The days of delivering eggs to market cheaply and efficiently will soon be over.

Chuck Jolley 1, Contributor

February 28, 2016

4 Min Read
Tipping point reached on cage-free (commentary)

Trader Joe's, a grocery store chain with every bit of the unquestioned customer loyalty that Chipotle enjoys in the restaurant biz, has decided to get behind the growing cage-free egg movement. The company has announced it will begin selling only cage-free eggs in all stores by 2025 although western U.S. locations will switch by 2020.

"Getting behind" is a phrase that is correct on several levels. The little ripple created by certain activist groups a decade ago grew into a tidal wave in September when McDonald's, that fast-food Monster on the Midway, announced they would pirouette toward cage-free status. Already a step or two ahead were chains like Panera, Subway, Taco Bell, Wendy's, even tiny Shake Shack. Packaged foods companies like Nestle and Mars are also claiming 'soon to be' status.

Trader Joe's seems to be on the back side of a fast rising curve.

Matthew Prescott, senior food policy director for the Humane Society of the United States, emailed me a few weeks ago with news that "The cage-free tipping point continues. Just in the last few days, here are some of the corporate cage-free announcements made:

  • Tim Hortons (Canada’s largest restaurant chain) announced it will transition to 100% cage-free eggs. The announcement comes via Tim Hortons’ parent company, Restaurant Brands International; it’s a global commitment that will apply to all the company’s U.S., Canadian, and Mexican locations by 2025.

  • Bob Evans announced plans to reach 100% cage-free egg supply chain.

  • Sonic Drive-In (which uses 155 million eggs annually for its 3,500 locations) committed to going exclusively cage-free.

  • Hardee’s and Carl’s Jr. announced it will eliminate cages from their (substantial) egg supply chains.
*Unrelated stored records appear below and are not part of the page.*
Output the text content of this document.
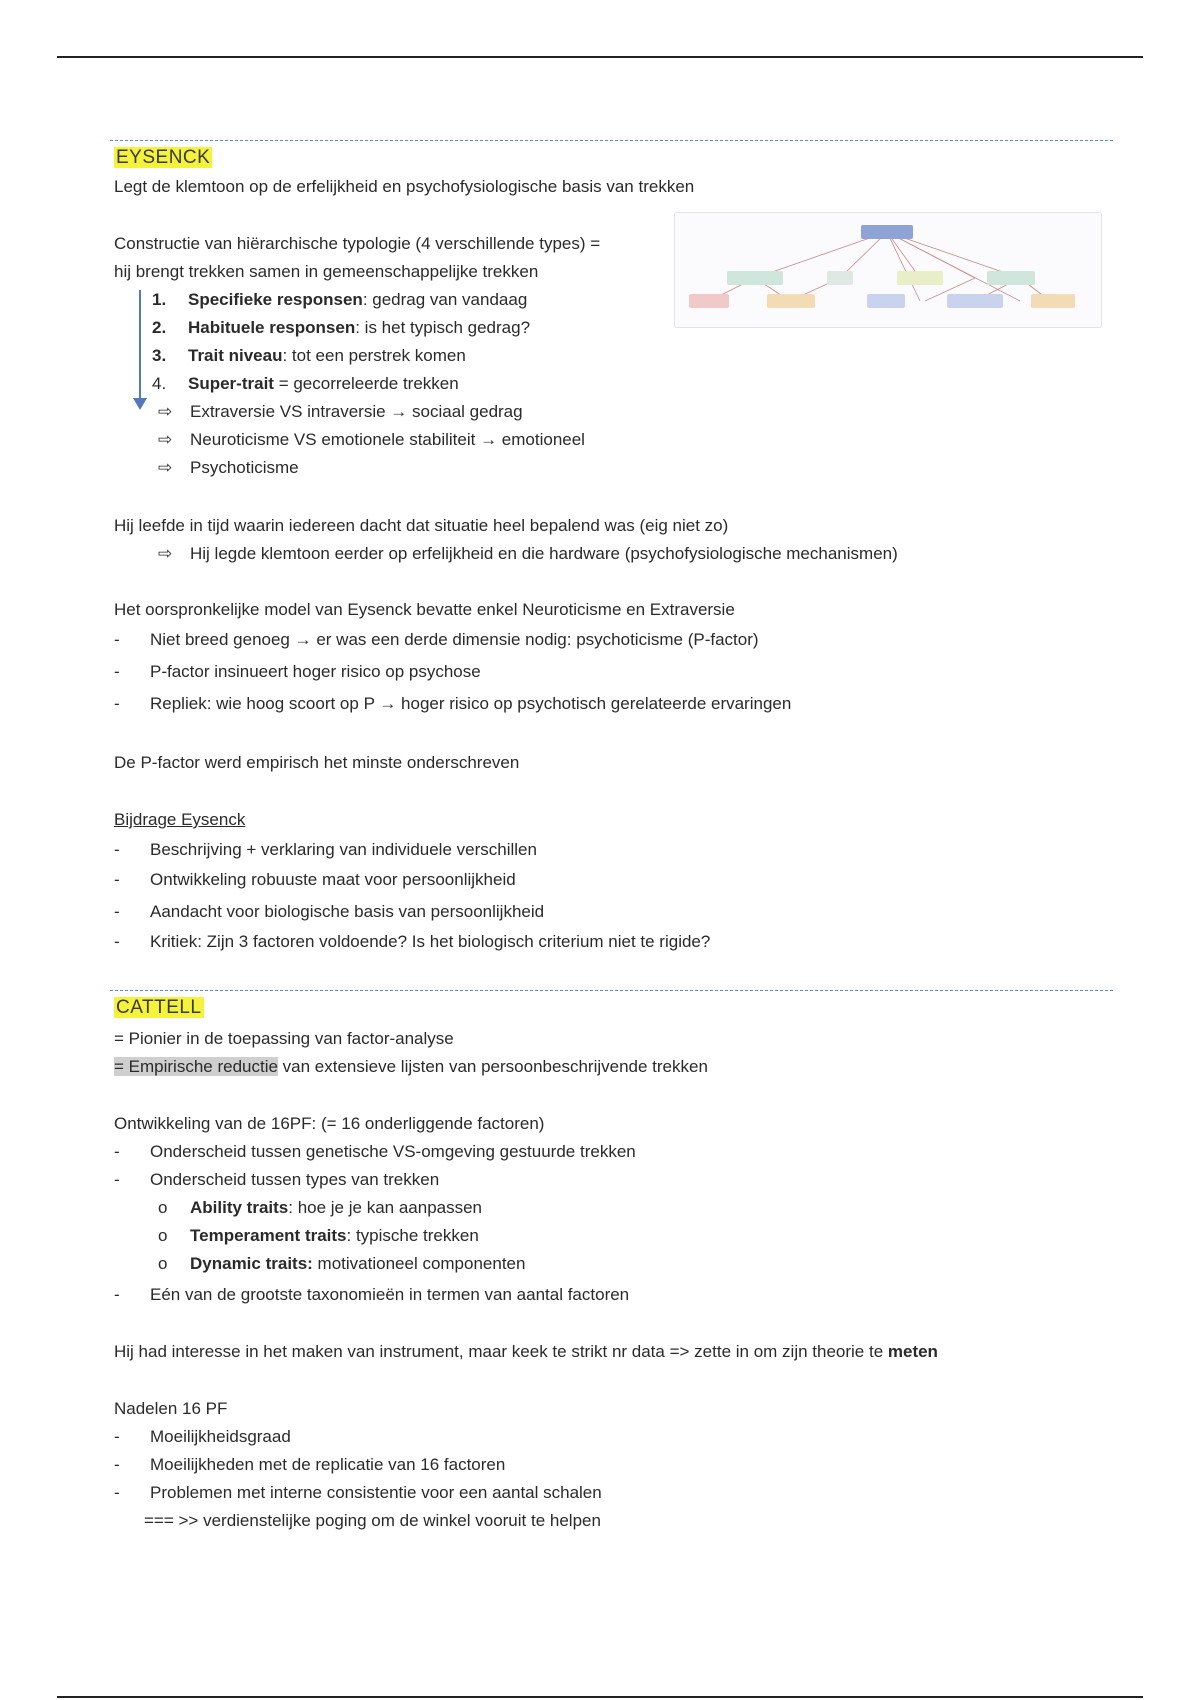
EYSENCK
Legt de klemtoon op de erfelijkheid en psychofysiologische basis van trekken
Constructie van hiërarchische typologie (4 verschillende types) =
hij brengt trekken samen in gemeenschappelijke trekken
1. Specifieke responsen: gedrag van vandaag
2. Habituele responsen: is het typisch gedrag?
3. Trait niveau: tot een perstrek komen
4. Super-trait = gecorreleerde trekken
⇨ Extraversie VS intraversie → sociaal gedrag
⇨ Neuroticisme VS emotionele stabiliteit → emotioneel
⇨ Psychoticisme
Hij leefde in tijd waarin iedereen dacht dat situatie heel bepalend was (eig niet zo)
⇨ Hij legde klemtoon eerder op erfelijkheid en die hardware (psychofysiologische mechanismen)
Het oorspronkelijke model van Eysenck bevatte enkel Neuroticisme en Extraversie
- Niet breed genoeg → er was een derde dimensie nodig: psychoticisme (P-factor)
- P-factor insinueert hoger risico op psychose
- Repliek: wie hoog scoort op P → hoger risico op psychotisch gerelateerde ervaringen
De P-factor werd empirisch het minste onderschreven
Bijdrage Eysenck
- Beschrijving + verklaring van individuele verschillen
- Ontwikkeling robuuste maat voor persoonlijkheid
- Aandacht voor biologische basis van persoonlijkheid
- Kritiek: Zijn 3 factoren voldoende? Is het biologisch criterium niet te rigide?
CATTELL
= Pionier in de toepassing van factor-analyse
= Empirische reductie van extensieve lijsten van persoonbeschrijvende trekken
Ontwikkeling van de 16PF: (= 16 onderliggende factoren)
- Onderscheid tussen genetische VS-omgeving gestuurde trekken
- Onderscheid tussen types van trekken
o Ability traits: hoe je je kan aanpassen
o Temperament traits: typische trekken
o Dynamic traits: motivationeel componenten
- Eén van de grootste taxonomieën in termen van aantal factoren
Hij had interesse in het maken van instrument, maar keek te strikt nr data => zette in om zijn theorie te meten
Nadelen 16 PF
- Moeilijkheidsgraad
- Moeilijkheden met de replicatie van 16 factoren
- Problemen met interne consistentie voor een aantal schalen
=== >> verdienstelijke poging om de winkel vooruit te helpen
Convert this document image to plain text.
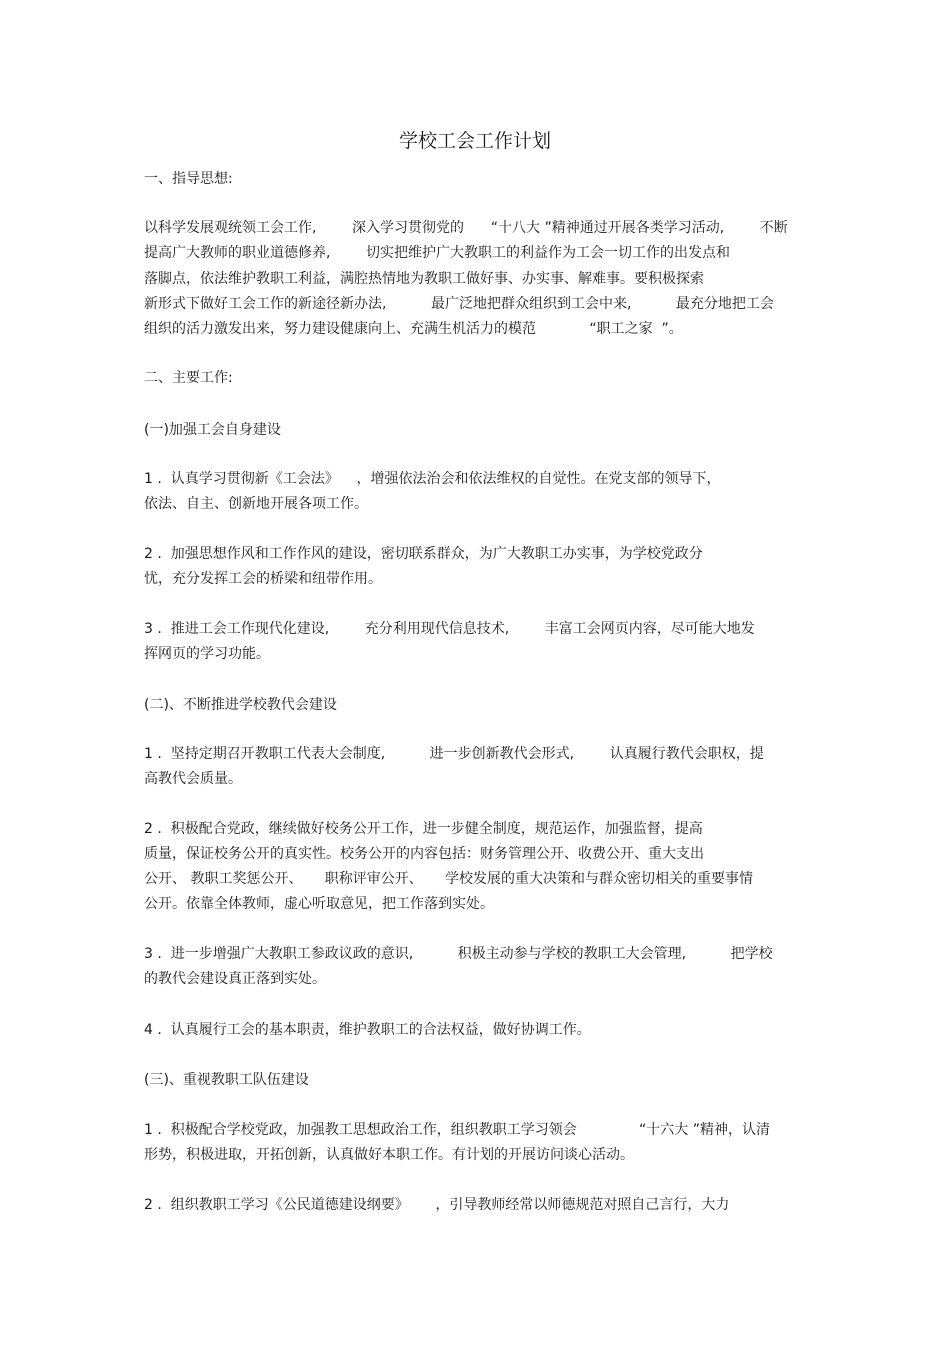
学校工会工作计划
一、指导思想:
以科学发展观统领工会工作,        深入学习贯彻党的      “十八大 ”精神通过开展各类学习活动,        不断
提高广大教师的职业道德修养,        切实把维护广大教职工的利益作为工会一切工作的出发点和
落脚点，依法维护教职工利益，满腔热情地为教职工做好事、办实事、解难事。要积极探索
新形式下做好工会工作的新途径新办法,          最广泛地把群众组织到工会中来,          最充分地把工会
组织的活力激发出来，努力建设健康向上、充满生机活力的模范            “职工之家  ”。
二、主要工作:
(一)加强工会自身建设
1 .  认真学习贯彻新《工会法》    ，增强依法治会和依法维权的自觉性。在党支部的领导下，
依法、自主、创新地开展各项工作。
2 .  加强思想作风和工作作风的建设，密切联系群众，为广大教职工办实事，为学校党政分
忧，充分发挥工会的桥梁和纽带作用。
3 .  推进工会工作现代化建设,        充分利用现代信息技术,        丰富工会网页内容，尽可能大地发
挥网页的学习功能。
(二)、不断推进学校教代会建设
1 .  坚持定期召开教职工代表大会制度,          进一步创新教代会形式,        认真履行教代会职权，提
高教代会质量。
2 .  积极配合党政，继续做好校务公开工作，进一步健全制度，规范运作，加强监督，提高
质量，保证校务公开的真实性。校务公开的内容包括：财务管理公开、收费公开、重大支出
公开、 教职工奖惩公开、     职称评审公开、     学校发展的重大决策和与群众密切相关的重要事情
公开。依靠全体教师，虚心听取意见，把工作落到实处。
3 .  进一步增强广大教职工参政议政的意识,          积极主动参与学校的教职工大会管理,          把学校
的教代会建设真正落到实处。
4 .  认真履行工会的基本职责，维护教职工的合法权益，做好协调工作。
(三)、重视教职工队伍建设
1 .  积极配合学校党政，加强教工思想政治工作，组织教职工学习领会              “十六大 ”精神，认清
形势，积极进取，开拓创新，认真做好本职工作。有计划的开展访问谈心活动。
2 .  组织教职工学习《公民道德建设纲要》      ，引导教师经常以师德规范对照自己言行，大力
  • PF Chang’s proclaimed that it too will go 100% cage-free.

  • White Castle pledged to switch to 100% cage-free eggs.
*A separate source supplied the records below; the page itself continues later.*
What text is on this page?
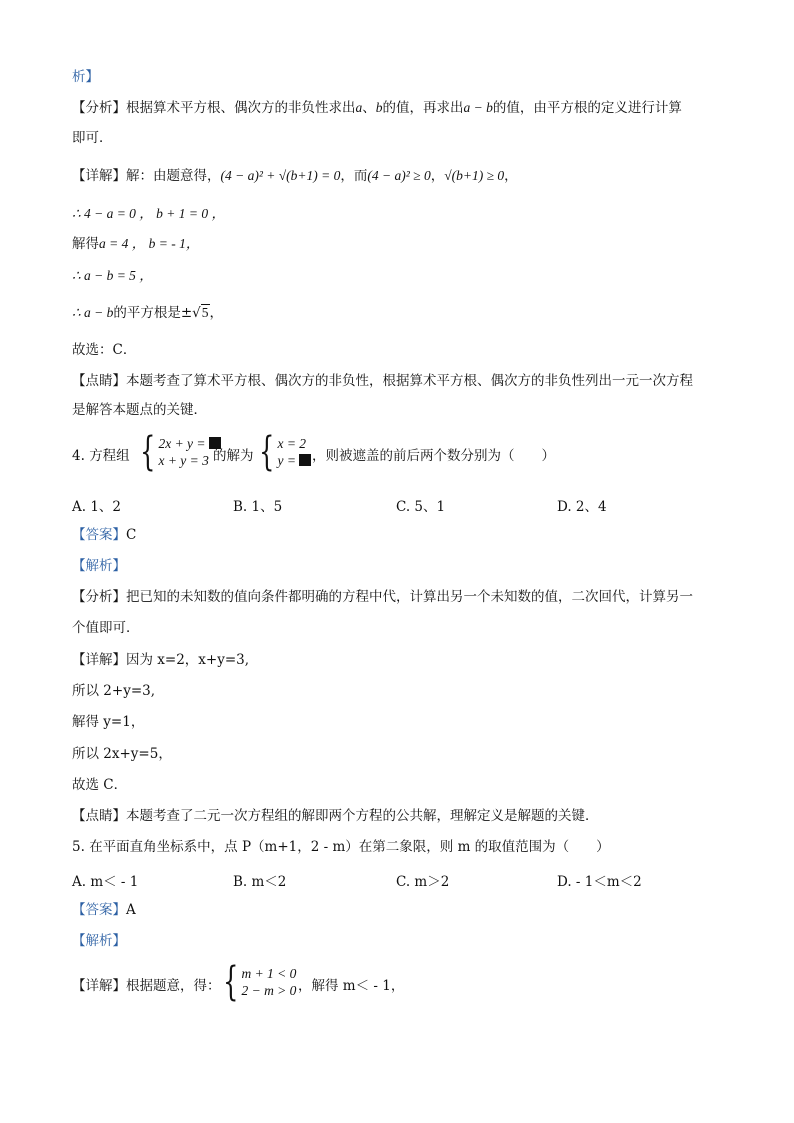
析】
【分析】根据算术平方根、偶次方的非负性求出a、b的值，再求出a − b的值，由平方根的定义进行计算
即可．
【详解】解：由题意得，(4 − a)² + √(b+1) = 0，而(4 − a)² ≥ 0，√(b+1) ≥ 0，
∴ 4 − a = 0 ， b + 1 = 0 ，
解得a = 4 ， b = - 1，
∴ a − b = 5 ，
∴ a − b的平方根是±√5，
故选：C．
【点睛】本题考查了算术平方根、偶次方的非负性，根据算术平方根、偶次方的非负性列出一元一次方程
是解答本题点的关键．
4. 方程组 { 2x + y =
x + y = 3 的解为 { x = 2
y =	，则被遮盖的前后两个数分别为（　　）
A. 1、2	B. 1、5	C. 5、1	D. 2、4
【答案】C
【解析】
【分析】把已知的未知数的值向条件都明确的方程中代，计算出另一个未知数的值，二次回代，计算另一
个值即可．
【详解】因为 x=2，x+y=3,
所以 2+y=3,
解得 y=1，
所以 2x+y=5，
故选 C．
【点睛】本题考查了二元一次方程组的解即两个方程的公共解，理解定义是解题的关键．
5. 在平面直角坐标系中，点 P（m+1，2 - m）在第二象限，则 m 的取值范围为（　　）
A. m＜ - 1	B. m＜2	C. m＞2	D. - 1＜m＜2
【答案】A
【解析】
【详解】根据题意，得： { m + 1 < 0
2 − m > 0 ，解得 m＜ - 1，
  • And Starwood Hotels announced it too will go 100% cage-free.

Just this week, Ahold, one the nation’s top grocery companies with chains like Giant and Stop & Shop, announced it will switch to 100% cage-free eggs by 2022. Then Bloomin' Brands, owners of Outback Steakhouse, Carrabba’s, Bonefish Grill and Fleming’s jumped on board followed by Krystal, the Atlanta-based fast food chain with more than 350 locations in the Southeast.

The longer list published by HSUS represents the majority of America's retail egg-users. According to the Society, these companies have committed to using only cage-free eggs. The year they say they will complete the transition is included.:
Currently: Noodles & Company
2016: Shake Shack
2016: Taco Bell
2017: Au Bon Pain
2017: Burger King
2020: Arby’s
2020: Caribou Coffee
2020: Einstein Brothers
2020: Panera Bread
2020: Starbucks
2020: Wendy’s
2022: Quiznos
2025: Bob Evans
2025: Dunkin’ Donuts
2025: Jack in the Box
2025: McDonald’s
2025: Qdoba
2025: Subway
2025: Taco John’s
2025: TGI Fridays
2025: White Castle
2025: Sonic Corp.
2026: Denny’s

In an interview with Nation's Restaurant News, Prescott said, “There was a time 10 to 15 years ago when I’d be calling up a burger chain and trying to get a conversation started about cage-free eggs. They thought I was trying to sell them eggs. Times have changed a lot.”

And the movement is being propelled by the younger set; the Millennials and their cohorts.  “The consumer has changed,” Prescott said. “Over the last 10 years, people have become more curious about their food. They want answers about animal cruelty. That has pushed chains in the right direction.”

The supply of cage free eggs was limited a few years ago, one of the two reasons most restaurant chains were promising to make the change a decade from now.  The second reason, I think, is top management at more than a few of those chains were hoping the whole thing would blow over in a year or two and no one would remember to hold them to such long-term promises.

It's getting easier to find a reliable source of supply.  The percentage of cage free eggs available on the market jumped more than 60% from 2014to 2015 according to numbers supplied by John Howeth, executive vice president of the American Egg Board.

In that same NRN article, Howeth suggested the law of unintended consequences would create some problems. In its work to force a more humane way to bring eggs to market, HSUS might have stubbed a big toe. added that the process requires new production that costs more money in addition to more training. Howeth said, in addition to the added expense of building news housing and retraining egg industry employees, "there’s also higher mortality in those environments.  Hens have pecking orders, and will periodically peck one another to death."

Of course, debeaking to prevent that pecking problem has already been condemned as a brutal practice by HSUS.

Bottom Line: The days of delivering eggs to market cheaply and efficiently will soon be over.  Look for an (un)healthy price hike for a dozen extra large at your neighborhood Piggly Wiggly. The HSUS has spoken.